Cross-Entropy Loss: This measures the difference between predicted probabilities and actual labels. The log_loss function calculates this, and it’s automatically minimized by the model during training.
Gradient Descent: The solver ‘adam’ is used, which is a version of gradient descent. It’s known for faster convergence and is widely used in deep learning models.
Learning Rate: The learning_rate_init parameter sets the initial step size for gradient descent. A lower value might result in slower learning but better convergence.

Feedforward (How Neural Networks Make Predictions)

Input Layer: In feedforward, data starts at the input layer. Each node represents a feature (e.g., for house price prediction, inputs could be square footage, location, etc.)
Weights & Bias: Each input is multiplied by its corresponding weight, which signifies the strength or importance of that input in predicting the output. A bias is then added to shift the activation.
Activation Function: After getting the weighted sum (zzz), we pass it through an activation function (e.g., ReLU, sigmoid, etc.), which determines if the neuron should be “activated” (fire a signal) or not.
Hidden Layers: The output from each neuron in one layer becomes the input to neurons in the next layer. This process continues across all hidden layers in the network.
Output Layer: Finally, the result from the last hidden layer goes through the output layer, which gives us the model’s prediction (for classification, it may predict probabilities for each class).

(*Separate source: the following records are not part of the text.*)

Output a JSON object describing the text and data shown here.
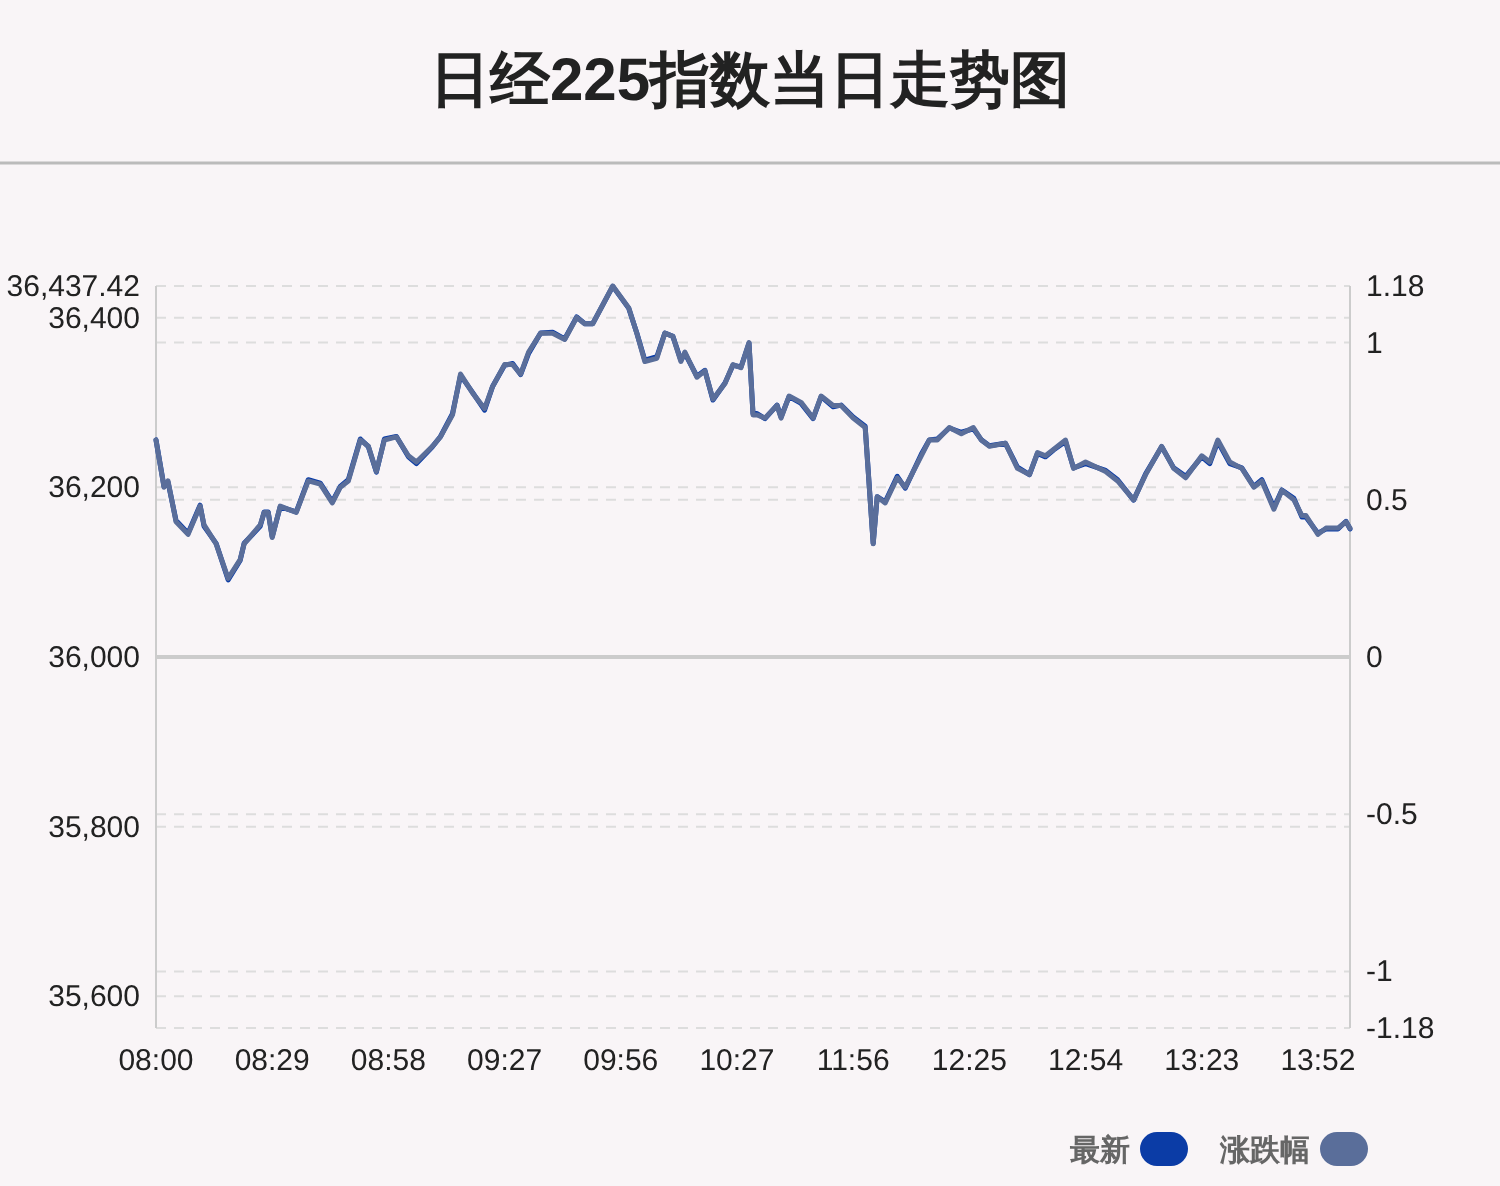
{
  "chart_data": {
    "type": "line",
    "title": "日经225指数当日走势图",
    "categories": [
      "08:00",
      null,
      null,
      null,
      null,
      null,
      null,
      null,
      null,
      null,
      null,
      null,
      null,
      null,
      null,
      null,
      null,
      null,
      null,
      null,
      null,
      null,
      null,
      null,
      null,
      null,
      null,
      null,
      null,
      "08:29",
      null,
      null,
      null,
      null,
      null,
      null,
      null,
      null,
      null,
      null,
      null,
      null,
      null,
      null,
      null,
      null,
      null,
      null,
      null,
      null,
      null,
      null,
      null,
      null,
      null,
      null,
      null,
      null,
      "08:58",
      null,
      null,
      null,
      null,
      null,
      null,
      null,
      null,
      null,
      null,
      null,
      null,
      null,
      null,
      null,
      null,
      null,
      null,
      null,
      null,
      null,
      null,
      null,
      null,
      null,
      null,
      null,
      null,
      "09:27",
      null,
      null,
      null,
      null,
      null,
      null,
      null,
      null,
      null,
      null,
      null,
      null,
      null,
      null,
      null,
      null,
      null,
      null,
      null,
      null,
      null,
      null,
      null,
      null,
      null,
      null,
      null,
      null,
      "09:56",
      null,
      null,
      null,
      null,
      null,
      null,
      null,
      null,
      null,
      null,
      null,
      null,
      null,
      null,
      null,
      null,
      null,
      null,
      null,
      null,
      null,
      null,
      null,
      null,
      null,
      null,
      null,
      null,
      "10:27",
      null,
      null,
      null,
      null,
      null,
      null,
      null,
      null,
      null,
      null,
      null,
      null,
      null,
      null,
      null,
      null,
      null,
      null,
      null,
      null,
      null,
      null,
      null,
      null,
      null,
      null,
      null,
      null,
      "11:56",
      null,
      null,
      null,
      null,
      null,
      null,
      null,
      null,
      null,
      null,
      null,
      null,
      null,
      null,
      null,
      null,
      null,
      null,
      null,
      null,
      null,
      null,
      null,
      null,
      null,
      null,
      null,
      null,
      "12:25",
      null,
      null,
      null,
      null,
      null,
      null,
      null,
      null,
      null,
      null,
      null,
      null,
      null,
      null,
      null,
      null,
      null,
      null,
      null,
      null,
      null,
      null,
      null,
      null,
      null,
      null,
      null,
      null,
      "12:54",
      null,
      null,
      null,
      null,
      null,
      null,
      null,
      null,
      null,
      null,
      null,
      null,
      null,
      null,
      null,
      null,
      null,
      null,
      null,
      null,
      null,
      null,
      null,
      null,
      null,
      null,
      null,
      null,
      "13:23",
      null,
      null,
      null,
      null,
      null,
      null,
      null,
      null,
      null,
      null,
      null,
      null,
      null,
      null,
      null,
      null,
      null,
      null,
      null,
      null,
      null,
      null,
      null,
      null,
      null,
      null,
      null,
      null,
      "13:52",
      null,
      null,
      null,
      null,
      null,
      null,
      null,
      null
    ],
    "series": [
      {
        "name": "最新",
        "color": "#0b3ca6",
        "values": [
          36256,
          null,
          36201,
          36206,
          null,
          36161,
          null,
          null,
          36146,
          null,
          null,
          36179,
          36154,
          null,
          null,
          36134,
          null,
          null,
          36091,
          null,
          null,
          36114,
          36134,
          null,
          null,
          null,
          36154,
          36171,
          36171,
          36142,
          null,
          36177,
          null,
          null,
          null,
          36171,
          null,
          null,
          36209,
          null,
          null,
          36205,
          null,
          null,
          36183,
          null,
          36201,
          null,
          36209,
          null,
          null,
          36257,
          null,
          36248,
          null,
          36218,
          null,
          36257,
          null,
          null,
          36260,
          null,
          null,
          36236,
          null,
          36228,
          null,
          null,
          null,
          36248,
          null,
          36260,
          null,
          null,
          36287,
          null,
          36332,
          null,
          null,
          36312,
          null,
          null,
          36291,
          null,
          36319,
          null,
          null,
          36344,
          null,
          36346,
          null,
          36333,
          null,
          36358,
          null,
          null,
          36382,
          null,
          null,
          36383,
          null,
          null,
          36375,
          null,
          null,
          36401,
          null,
          36393,
          null,
          36393,
          null,
          null,
          null,
          null,
          36437,
          null,
          null,
          null,
          36411,
          null,
          36382,
          null,
          36350,
          null,
          null,
          36354,
          null,
          36382,
          null,
          36378,
          null,
          36350,
          36358,
          null,
          null,
          36331,
          null,
          36338,
          null,
          36303,
          null,
          null,
          36323,
          null,
          36344,
          null,
          36342,
          null,
          36370,
          36287,
          36287,
          null,
          36281,
          null,
          null,
          36297,
          36283,
          null,
          36307,
          null,
          null,
          36299,
          null,
          null,
          36281,
          null,
          36307,
          null,
          null,
          36295,
          null,
          36297,
          null,
          null,
          36283,
          null,
          null,
          36272,
          null,
          36134,
          36189,
          null,
          36183,
          null,
          null,
          36213,
          null,
          36199,
          null,
          null,
          null,
          36239,
          null,
          36256,
          null,
          36257,
          null,
          null,
          36270,
          null,
          null,
          36265,
          null,
          null,
          36269,
          null,
          36256,
          null,
          36249,
          null,
          null,
          null,
          36252,
          null,
          null,
          36224,
          null,
          null,
          36215,
          null,
          36240,
          null,
          36236,
          null,
          36244,
          null,
          null,
          36254,
          null,
          36223,
          null,
          null,
          36228,
          null,
          null,
          null,
          null,
          36220,
          null,
          null,
          36209,
          null,
          null,
          null,
          36185,
          null,
          null,
          36216,
          null,
          null,
          null,
          36248,
          null,
          null,
          36223,
          null,
          null,
          36213,
          null,
          null,
          null,
          36236,
          null,
          36228,
          null,
          36254,
          null,
          null,
          36228,
          null,
          null,
          36223,
          null,
          null,
          36201,
          null,
          36209,
          null,
          null,
          36176,
          null,
          36197,
          null,
          null,
          36187,
          null,
          36165,
          36165,
          null,
          null,
          36146,
          null,
          36151,
          null,
          null,
          36151,
          null,
          36160,
          36151
        ]
      },
      {
        "name": "涨跌幅",
        "color": "#5a6e9a",
        "axis": "y2",
        "values": [
          0.69,
          null,
          0.54,
          0.56,
          null,
          0.43,
          null,
          null,
          0.39,
          null,
          null,
          0.48,
          0.42,
          null,
          null,
          0.36,
          null,
          null,
          0.25,
          null,
          null,
          0.31,
          0.36,
          null,
          null,
          null,
          0.42,
          0.46,
          0.46,
          0.38,
          null,
          0.48,
          null,
          null,
          null,
          0.46,
          null,
          null,
          0.56,
          null,
          null,
          0.55,
          null,
          null,
          0.49,
          null,
          0.54,
          null,
          0.56,
          null,
          null,
          0.69,
          null,
          0.67,
          null,
          0.59,
          null,
          0.69,
          null,
          null,
          0.7,
          null,
          null,
          0.64,
          null,
          0.62,
          null,
          null,
          null,
          0.67,
          null,
          0.7,
          null,
          null,
          0.77,
          null,
          0.9,
          null,
          null,
          0.84,
          null,
          null,
          0.79,
          null,
          0.86,
          null,
          null,
          0.93,
          null,
          0.93,
          null,
          0.9,
          null,
          0.97,
          null,
          null,
          1.03,
          null,
          null,
          1.03,
          null,
          null,
          1.01,
          null,
          null,
          1.08,
          null,
          1.06,
          null,
          1.06,
          null,
          null,
          null,
          null,
          1.18,
          null,
          null,
          null,
          1.11,
          null,
          1.03,
          null,
          0.94,
          null,
          null,
          0.95,
          null,
          1.03,
          null,
          1.02,
          null,
          0.94,
          0.97,
          null,
          null,
          0.89,
          null,
          0.91,
          null,
          0.82,
          null,
          null,
          0.87,
          null,
          0.93,
          null,
          0.92,
          null,
          1.0,
          0.77,
          0.77,
          null,
          0.76,
          null,
          null,
          0.8,
          0.76,
          null,
          0.83,
          null,
          null,
          0.81,
          null,
          null,
          0.76,
          null,
          0.83,
          null,
          null,
          0.8,
          null,
          0.8,
          null,
          null,
          0.76,
          null,
          null,
          0.73,
          null,
          0.36,
          0.51,
          null,
          0.49,
          null,
          null,
          0.57,
          null,
          0.54,
          null,
          null,
          null,
          0.64,
          null,
          0.69,
          null,
          0.69,
          null,
          null,
          0.73,
          null,
          null,
          0.71,
          null,
          null,
          0.73,
          null,
          0.69,
          null,
          0.67,
          null,
          null,
          null,
          0.68,
          null,
          null,
          0.6,
          null,
          null,
          0.58,
          null,
          0.65,
          null,
          0.64,
          null,
          0.66,
          null,
          null,
          0.69,
          null,
          0.6,
          null,
          null,
          0.62,
          null,
          null,
          null,
          null,
          0.59,
          null,
          null,
          0.56,
          null,
          null,
          null,
          0.5,
          null,
          null,
          0.58,
          null,
          null,
          null,
          0.67,
          null,
          null,
          0.6,
          null,
          null,
          0.57,
          null,
          null,
          null,
          0.64,
          null,
          0.62,
          null,
          0.69,
          null,
          null,
          0.62,
          null,
          null,
          0.6,
          null,
          null,
          0.54,
          null,
          0.56,
          null,
          null,
          0.47,
          null,
          0.53,
          null,
          null,
          0.5,
          null,
          0.45,
          0.45,
          null,
          null,
          0.39,
          null,
          0.41,
          null,
          null,
          0.41,
          null,
          0.43,
          0.41
        ]
      }
    ],
    "ylim": [
      35562.58,
      36437.42
    ],
    "yticks": [
      {
        "value": 35600,
        "label": "35,600"
      },
      {
        "value": 35800,
        "label": "35,800"
      },
      {
        "value": 36000,
        "label": "36,000"
      },
      {
        "value": 36200,
        "label": "36,200"
      },
      {
        "value": 36400,
        "label": "36,400"
      },
      {
        "value": 36437.42,
        "label": "36,437.42"
      }
    ],
    "y2lim": [
      -1.18,
      1.18
    ],
    "y2ticks": [
      -1.18,
      -1,
      -0.5,
      0,
      0.5,
      1,
      1.18
    ],
    "ref_lines": [
      {
        "axis": "y2",
        "value": 0,
        "color": "#cccccc",
        "line_style": "solid"
      }
    ],
    "grid": true,
    "legend": "bottom right",
    "marker": "none",
    "line_style": "solid"
  }
}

Backpropagation (How Neural Networks Learn)

After making predictions with feedforward, backpropagation adjusts weights to improve predictions in future iterations:

Loss Function Calculation: First, the model calculates how far off the prediction is from the actual result. This is measured using a loss function (e.g., mean squared error for regression or cross-entropy for classification).

Example: If the model predicted house prices, the loss would measure the difference between the predicted and actual prices.

2. Compute Gradients: Backpropagation calculates how much each weight in the network contributed to the error. It uses the chain rule from calculus to determine how a small change in each weight would affect the loss.

3. Update Weights: Using Gradient Descent, the model adjusts the weights in the direction that minimizes the loss. Each weight is updated by subtracting the gradient multiplied by a learning rate.

4. Repeat: This process of feedforward prediction and backpropagation weight adjustment is repeated many times (iterations), allowing the network to learn from its mistakes.

In simpler terms, feedforward is about making predictions using weights, while backpropagation is about adjusting those weights based on the errors in predictions. Together, these steps enable the neural network to gradually improve its accuracy.

Summary of the Steps:

Collect Data: Prepare the dataset and define features (X) and target (y).
Initialize Inputs: Define input features (X) and output (y).
Initialize Weights and Biases: Randomly initialize weights (w) and biases (b).
Apply Activation Function: Add non-linearity with activation functions (e.g., ReLU, Sigmoid, Softmax).
Feed Forward: Pass inputs through the network and get predictions.
Compute Loss: Measure how far predictions are from actual outputs.
Backpropagation and Gradient Descent: Adjust weights to minimize the loss.
Train the Network: Iterate over multiple epochs, updating weights each time.
Evaluate the Model: Measure accuracy, confusion matrix, and other metrics.
Make Predictions: Use the trained model to predict new outcomes.